Et les titis ne sont pas les seuls à en avoir souffert : elle a entraîné le déclin de plusieurs populations de primates déjà en danger de disparition. Par exemple, 25 % des muriquis du nord, et un tiers des tamarins lions dorés ont disparu suite à l’épidémie, ruinant au passage des années d’efforts de réintroduction.

Ce constat est d’autant plus frustrant qu’un vaccin protège les humains contre les effets dangereux de la fièvre jaune, et permet de limiter sa transmission aux autres humains, mais aussi aux espèces animales vulnérables. Cependant, des problèmes de ravitaillement des centres de santé et le manque de campagnes de sensibilisation ont freiné la vaccination de la population, en particulier celle des milieux ruraux, pourtant plus exposée à la maladie. Lorsque le virus de la fièvre jaune est arrivé dans ces régions peu vaccinées en 2016, il a pu se propager rapidement, ce qui a conduit à cette épidémie fulgurante. Afin de protéger les espèces vulnérables, il est donc urgent de renforcer les moyens de conservation de la biodiversité au Brésil, par les leviers traditionnels comme la surveillance du braconnage ou la réduction de la déforestation, mais aussi en renforçant la vaccination humaine.
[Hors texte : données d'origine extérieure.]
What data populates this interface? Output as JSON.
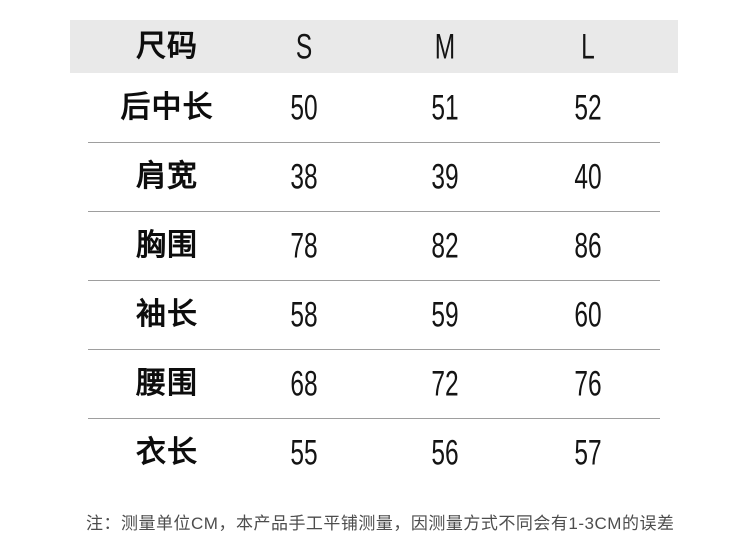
{
  "table": {
    "header": {
      "label": "尺码",
      "sizes": [
        "S",
        "M",
        "L"
      ]
    },
    "rows": [
      {
        "label": "后中长",
        "values": [
          "50",
          "51",
          "52"
        ]
      },
      {
        "label": "肩宽",
        "values": [
          "38",
          "39",
          "40"
        ]
      },
      {
        "label": "胸围",
        "values": [
          "78",
          "82",
          "86"
        ]
      },
      {
        "label": "袖长",
        "values": [
          "58",
          "59",
          "60"
        ]
      },
      {
        "label": "腰围",
        "values": [
          "68",
          "72",
          "76"
        ]
      },
      {
        "label": "衣长",
        "values": [
          "55",
          "56",
          "57"
        ]
      }
    ]
  },
  "note": {
    "text": "注：测量单位CM，本产品手工平铺测量，因测量方式不同会有1-3CM的误差"
  },
  "colors": {
    "page_bg": "#ffffff",
    "header_bg": "#e9e9e9",
    "divider": "#9e9e9e",
    "label_text": "#0d0d0d",
    "value_text": "#141414",
    "note_text": "#4d4d4d"
  }
}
L’intérêt de vacciner massivement les populations locales pour protéger la faune ne s’arrête pas aux maladies “exotiques” : cela est aussi valable pour la Covid-19, par exemple. Plusieurs animaux de zoos, comme des félins et des singes, ont été contaminés par la Covid-19. Plus inquiétant encore : aux États-Unis, 40 % des cerfs sauvages ont été contaminés. Les effets du virus sont encore mal connus sur les animaux, et il n’est pas impossible que certaines mutations mettent en danger des espèces sensibles.

L’initiative One Health rappelle que les santés humaine, animale et environnementale sont étroitement liées, et tous ces évènements le prouvent une fois de plus. La vaccination des humains se présente ainsi comme un levier majeur pour protéger la biodiversité, et éviter que d’autres espèces vulnérables ne connaissent le même destin que les titis de Caraça.